Here is the point at which we realized a few important details:
a) our duck was bigger than the one in the recipe, thus making it heavier, and all around bulkier (balkier? No, bulkier).
b) we had a few unfortunate holes, which allowed the stuffing to kinda peek out.
But we're quick. We know the drill, so we wrapped the heck out of our duck with a lot of twine, and instead of browning it in a frying pan (maybe a paella pan would've worked, but alas, we were without one), we put it on a baking sheet and stuck it under the broiler for a few minutes, getting a little crispiness to appear on each side.
Once out of the oven, we let it cool, and BT rolled out 2/3 of the chilled dough, which we then wrapped around the bottom portion of the duck.
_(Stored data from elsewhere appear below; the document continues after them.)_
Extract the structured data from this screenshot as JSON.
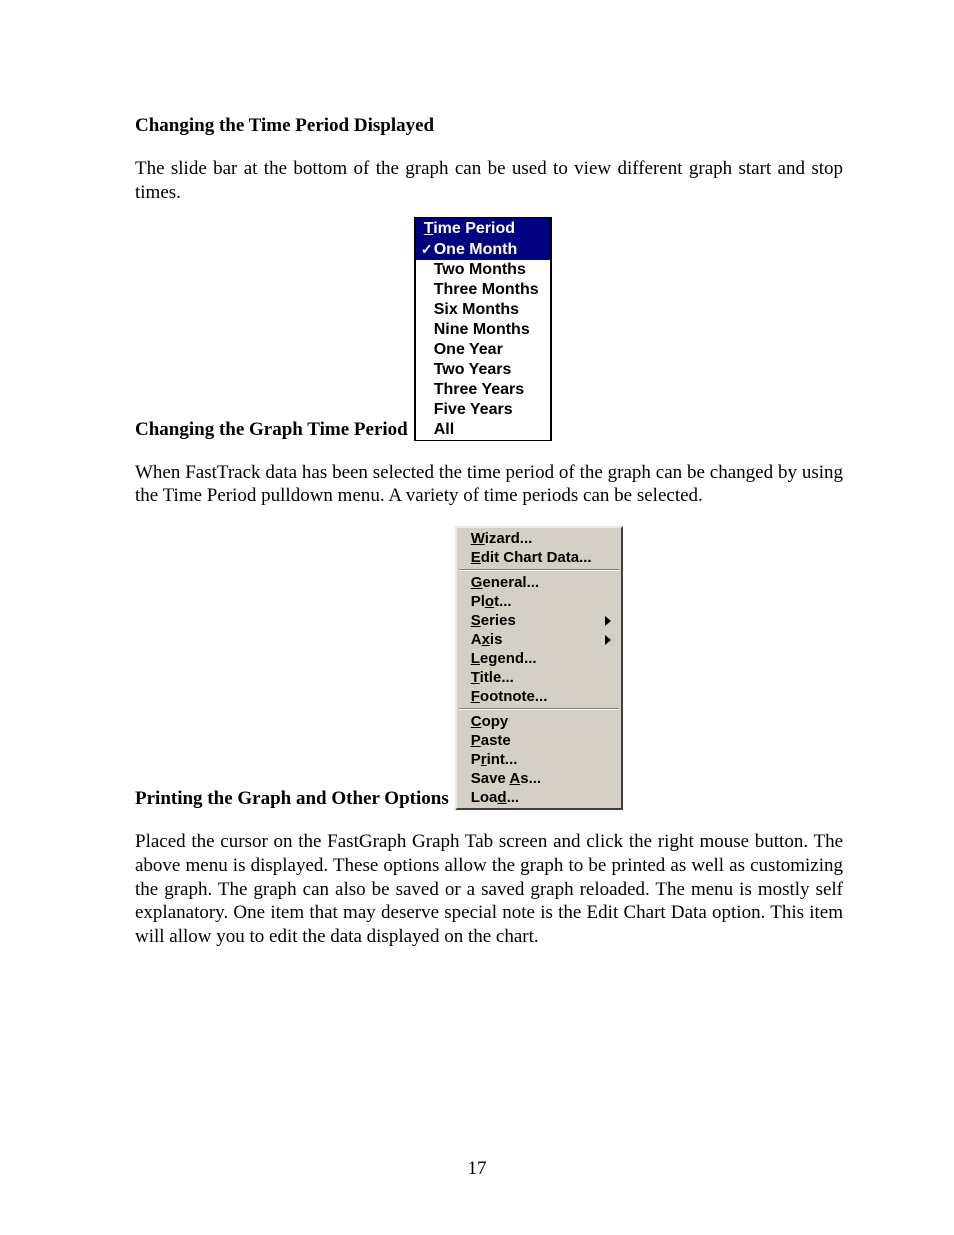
{
  "section1": {
    "heading": "Changing the Time Period Displayed",
    "para": "The slide bar at the bottom of the graph can be used to view different graph start and stop times."
  },
  "tp_menu": {
    "header_pre": "T",
    "header_rest": "ime Period",
    "items": [
      {
        "label": "One Month",
        "checked": true
      },
      {
        "label": "Two Months",
        "checked": false
      },
      {
        "label": "Three Months",
        "checked": false
      },
      {
        "label": "Six Months",
        "checked": false
      },
      {
        "label": "Nine Months",
        "checked": false
      },
      {
        "label": "One Year",
        "checked": false
      },
      {
        "label": "Two Years",
        "checked": false
      },
      {
        "label": "Three Years",
        "checked": false
      },
      {
        "label": "Five Years",
        "checked": false
      },
      {
        "label": "All",
        "checked": false
      }
    ]
  },
  "section2": {
    "heading": "Changing the Graph Time Period",
    "para": "When FastTrack data has been selected the time period of the graph can be changed by using the Time Period pulldown menu.  A variety of time periods can be selected."
  },
  "ctx_menu": {
    "groups": [
      [
        {
          "pre": "W",
          "rest": "izard...",
          "arrow": false
        },
        {
          "pre": "E",
          "rest": "dit Chart Data...",
          "arrow": false
        }
      ],
      [
        {
          "pre": "G",
          "rest": "eneral...",
          "arrow": false
        },
        {
          "before": "Pl",
          "pre": "o",
          "rest": "t...",
          "arrow": false
        },
        {
          "pre": "S",
          "rest": "eries",
          "arrow": true
        },
        {
          "before": "A",
          "pre": "x",
          "rest": "is",
          "arrow": true
        },
        {
          "pre": "L",
          "rest": "egend...",
          "arrow": false
        },
        {
          "pre": "T",
          "rest": "itle...",
          "arrow": false
        },
        {
          "pre": "F",
          "rest": "ootnote...",
          "arrow": false
        }
      ],
      [
        {
          "pre": "C",
          "rest": "opy",
          "arrow": false
        },
        {
          "pre": "P",
          "rest": "aste",
          "arrow": false
        },
        {
          "before": "P",
          "pre": "r",
          "rest": "int...",
          "arrow": false
        },
        {
          "before": "Save ",
          "pre": "A",
          "rest": "s...",
          "arrow": false
        },
        {
          "before": "Loa",
          "pre": "d",
          "rest": "...",
          "arrow": false
        }
      ]
    ]
  },
  "section3": {
    "heading": "Printing the Graph and Other Options",
    "para": "Placed the cursor on the FastGraph Graph Tab screen and click the right mouse button.  The above menu is displayed.  These options allow the graph to be printed as well as customizing the graph.  The graph can also be saved or a saved graph reloaded.  The menu is mostly self explanatory.  One item that may deserve special note is the Edit Chart Data option.  This item will allow you to edit the data displayed on the chart."
  },
  "page_number": "17",
  "check_glyph": "✓"
}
It came up pretty far, and kinda looked like a papoose (not to be confused with capital P Papoose).
The top third was rolled out and put on top.
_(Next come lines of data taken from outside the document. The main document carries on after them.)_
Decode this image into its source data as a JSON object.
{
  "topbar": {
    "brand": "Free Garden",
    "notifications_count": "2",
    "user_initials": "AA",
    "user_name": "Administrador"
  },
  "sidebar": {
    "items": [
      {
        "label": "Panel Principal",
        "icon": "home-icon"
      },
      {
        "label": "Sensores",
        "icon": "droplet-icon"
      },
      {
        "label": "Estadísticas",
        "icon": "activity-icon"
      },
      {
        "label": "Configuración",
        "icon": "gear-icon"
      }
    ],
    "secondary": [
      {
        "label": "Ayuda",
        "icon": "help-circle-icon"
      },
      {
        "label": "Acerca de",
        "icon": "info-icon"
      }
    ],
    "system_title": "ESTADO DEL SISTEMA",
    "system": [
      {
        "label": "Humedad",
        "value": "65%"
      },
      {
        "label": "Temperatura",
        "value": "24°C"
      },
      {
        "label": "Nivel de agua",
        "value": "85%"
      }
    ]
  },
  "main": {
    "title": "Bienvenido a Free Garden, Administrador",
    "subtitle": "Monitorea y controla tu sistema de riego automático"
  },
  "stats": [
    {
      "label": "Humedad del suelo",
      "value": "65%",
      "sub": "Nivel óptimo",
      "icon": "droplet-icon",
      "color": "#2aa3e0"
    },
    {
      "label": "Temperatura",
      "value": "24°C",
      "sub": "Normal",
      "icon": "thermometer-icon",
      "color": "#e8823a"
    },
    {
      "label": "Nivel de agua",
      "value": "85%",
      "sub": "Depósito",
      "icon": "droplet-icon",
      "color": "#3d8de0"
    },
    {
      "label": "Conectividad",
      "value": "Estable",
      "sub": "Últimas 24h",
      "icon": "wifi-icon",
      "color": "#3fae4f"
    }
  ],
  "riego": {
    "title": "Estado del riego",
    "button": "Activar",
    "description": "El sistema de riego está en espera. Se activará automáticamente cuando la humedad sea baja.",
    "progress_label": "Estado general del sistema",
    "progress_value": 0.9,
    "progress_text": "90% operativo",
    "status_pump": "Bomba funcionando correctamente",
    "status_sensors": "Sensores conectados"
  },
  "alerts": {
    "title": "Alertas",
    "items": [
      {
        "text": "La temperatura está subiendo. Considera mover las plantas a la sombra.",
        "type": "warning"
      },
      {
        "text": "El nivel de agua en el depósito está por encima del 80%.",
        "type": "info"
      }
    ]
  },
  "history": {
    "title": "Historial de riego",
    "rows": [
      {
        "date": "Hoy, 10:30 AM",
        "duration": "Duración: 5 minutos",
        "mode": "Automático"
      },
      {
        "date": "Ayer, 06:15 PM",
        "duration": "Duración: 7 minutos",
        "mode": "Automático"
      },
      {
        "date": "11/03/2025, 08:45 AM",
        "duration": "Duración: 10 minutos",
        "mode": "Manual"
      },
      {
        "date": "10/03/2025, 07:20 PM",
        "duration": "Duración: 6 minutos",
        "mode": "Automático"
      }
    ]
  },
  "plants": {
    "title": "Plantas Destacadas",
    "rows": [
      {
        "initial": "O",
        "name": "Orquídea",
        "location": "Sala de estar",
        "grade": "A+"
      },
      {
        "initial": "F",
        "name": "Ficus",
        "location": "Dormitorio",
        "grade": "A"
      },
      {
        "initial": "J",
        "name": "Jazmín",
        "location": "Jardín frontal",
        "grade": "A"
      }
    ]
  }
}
At this point, we were tired, but having a good time. Julia, always the consummate connoisseur of the kitchen, suggested we use the leftover dough to cut out some pretty flowers. The explanation and accompanying pictures took up almost an entire page. We decided instead to adorn our pièce de résistance with our real life initials.
The masterpiece went into the oven on a rack over a pan (enough fat oozed out to fill 1/2 coffee can. Nice!) for about 2 1/2 hours. We let the meat cool for over an hour (during which time, steam poured out of the steam hole we had put on top of the duck (per Julia) at a ferocious speed.)
Thankfully, one very kind soul joined us for a taste. And guess what! It wasn't all that bad. It reminded FK of a very meaty, sumptuous calzone. BT thought it was similar to a fancy meatloaf wrapped in pastry dough (and since BT is a meatloaf fan, that is a compliment). The dough was crunchy on the outside, (shiny from an egg wash) hiding moist stuffing inside.
The real gem, though, was the back of the duck, the tender pieces of thigh that were hidden under layers of flaky pastry, surrounded by the stuffing.
Would you whip this up on a Tuesday night? Probably not. Was it worth the 4+ hours of work? Possibly.